Even Corneille Nangaa, the president of Congo’s election commission, wouldn’t rule out that disruptions before election day could lead to further postponement. Nangaa said that while almost all the necessary election machinery is in place, including 105,000 electronic voting machines, there were some elements of the election, such as security, that were out of his control.

“I’m a little bit afraid. Imagine if voters are on the line and terrorists go with a machine gun and shoot everybody,” he told reporters on Saturday.

Insecurity and conflict are widespread across Congo and played a role in previous election delays. More than 100 armed groups operate in the country, and attacks against Congo’s military and civilians happen with regularity in areas of Kasai, North Kivu and Ituri provinces. In the interview, Kabila named the Allied Democratic Forces, an extremist group with alleged ties to the Islamic State, as the country’s gravest security threat. He called on the United States to further its cooperation with Congo on counterterrorism operations.

The insecurity persists despite Kabila’s crowning achievement: unifying Congo after a brutal, grinding war, triggered by spillover from the Rwandan genocide, which splintered the country between 1996 and 2003. A young Kabila abandoned his father’s grand, militaristic tendencies and initiated a peace plan that also saw him turn toward the West — rather than regional powers — for financial assistance.

“Kabila was the great liberalizer and friend of the Western lending institutions, and the first to hold legitimate elections in the Congo,” said Jason Stearns, director of New York University’s Congo Research Group. “But he ruled by fragmenting the country. ‘I don’t have to be strong, just stronger than everyone else’ was his method of staying in power, and the byproduct is constant conflict in regions of the country where challenges to his rule might originate.”

In Kasai, fighting between the military and ethnic militias has driven hundreds of thousands from their homes. In March 2017, two U.N. investigators, an American and a Swede, were killed while looking into massacres committed by both sides. And in eastern Congo, a constellation of armed groups ranging from the ADF to small, village-level militias known as Mai-Mai control pockets of land.

Last year, U.N. humanitarian agencies reported that 4.4 million Congolese were internally displaced, though this year the official total dropped to 1.37 million. Aid groups have accused the United Nations of bowing to government pressure to reduce the numbers, saying it is impossible that nearly 3 million people returned to their homes when the security situation has remained volatile. The United Nations denies manipulating the data, and Kabila pushed back against what he saw as humanitarian opportunism.

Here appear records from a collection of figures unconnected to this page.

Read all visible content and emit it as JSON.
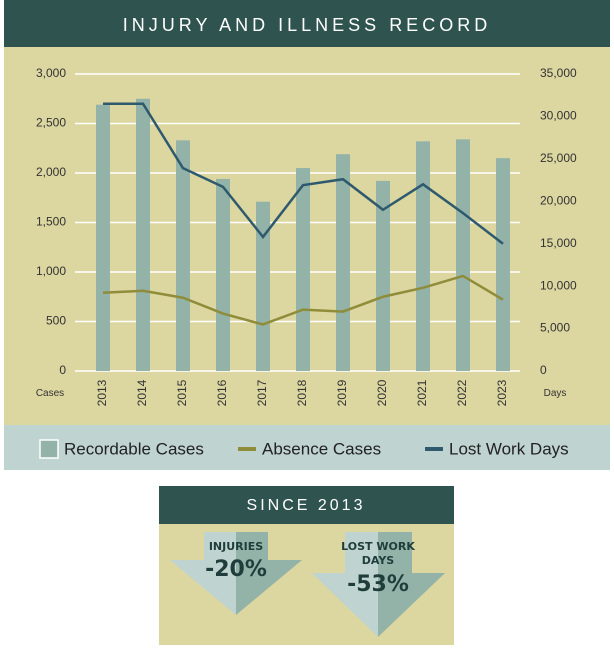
{
  "chart_data": {
    "type": "bar",
    "title": "INJURY AND ILLNESS RECORD",
    "categories": [
      "2013",
      "2014",
      "2015",
      "2016",
      "2017",
      "2018",
      "2019",
      "2020",
      "2021",
      "2022",
      "2023"
    ],
    "ylabel": "Cases",
    "y2label": "Days",
    "ylim": [
      0,
      3000
    ],
    "yticks": [
      0,
      {
        "value": 500,
        "label": "500"
      },
      {
        "value": 1000,
        "label": "1,000"
      },
      {
        "value": 1500,
        "label": "1,500"
      },
      {
        "value": 2000,
        "label": "2,000"
      },
      {
        "value": 2500,
        "label": "2,500"
      },
      {
        "value": 3000,
        "label": "3,000"
      }
    ],
    "y2lim": [
      0,
      35000
    ],
    "y2ticks": [
      0,
      {
        "value": 5000,
        "label": "5,000"
      },
      {
        "value": 10000,
        "label": "10,000"
      },
      {
        "value": 15000,
        "label": "15,000"
      },
      {
        "value": 20000,
        "label": "20,000"
      },
      {
        "value": 25000,
        "label": "25,000"
      },
      {
        "value": 30000,
        "label": "30,000"
      },
      {
        "value": 35000,
        "label": "35,000"
      }
    ],
    "grid": true,
    "series": [
      {
        "name": "Recordable Cases",
        "type": "bar",
        "color": "#93b3a8",
        "values": [
          2690,
          2750,
          2330,
          1940,
          1710,
          2050,
          2190,
          1920,
          2320,
          2340,
          2150
        ]
      },
      {
        "name": "Absence Cases",
        "type": "line",
        "color": "#8f8c3a",
        "values": [
          790,
          810,
          740,
          580,
          470,
          620,
          600,
          750,
          840,
          960,
          720
        ]
      },
      {
        "name": "Lost Work Days",
        "type": "line",
        "axis": "y2",
        "color": "#2f5a6e",
        "values": [
          31500,
          31500,
          23900,
          21700,
          15800,
          21900,
          22600,
          19000,
          22000,
          18600,
          15000
        ]
      }
    ]
  },
  "summary": {
    "title": "SINCE 2013",
    "items": [
      {
        "label": "INJURIES",
        "value": "-20%"
      },
      {
        "label": "LOST WORK DAYS",
        "value": "-53%"
      }
    ]
  }
}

“We do have those challenges, but don’t multiply them by a hundred in order to get the necessary donor money that the Congolese people don’t even see,” he said. “We don’t want the Congo to be used in order to raise funds.”

The lack of peace and economic opportunity for most Congolese has led to a precipitous decline in Kabila’s approval rating. In a poll released by the Congo Research Group in October, Kabila was at a dismal 18 percent.

“It’s still totally possible that Kabila will come back and be president again. He’s young, remember,” said Francesca Bomboko, a Congolese political analyst with the Office of Studies for Research and International Consulting in Kinshasa. “It is even more likely if the opposition wins and performs poorly. People will become nostalgic for him.”

Kabila seems to think of himself as a survivor, too. In the interview Sunday, he named “Apocalypto,” the 2006 Mel Gibson film based in the ancient Maya civilization, as his favorite, saying he identified with the main character, who escapes from captors who tried to sacrifice him.

“And in the end, he lives, no?” said Kabila, flashing a smile.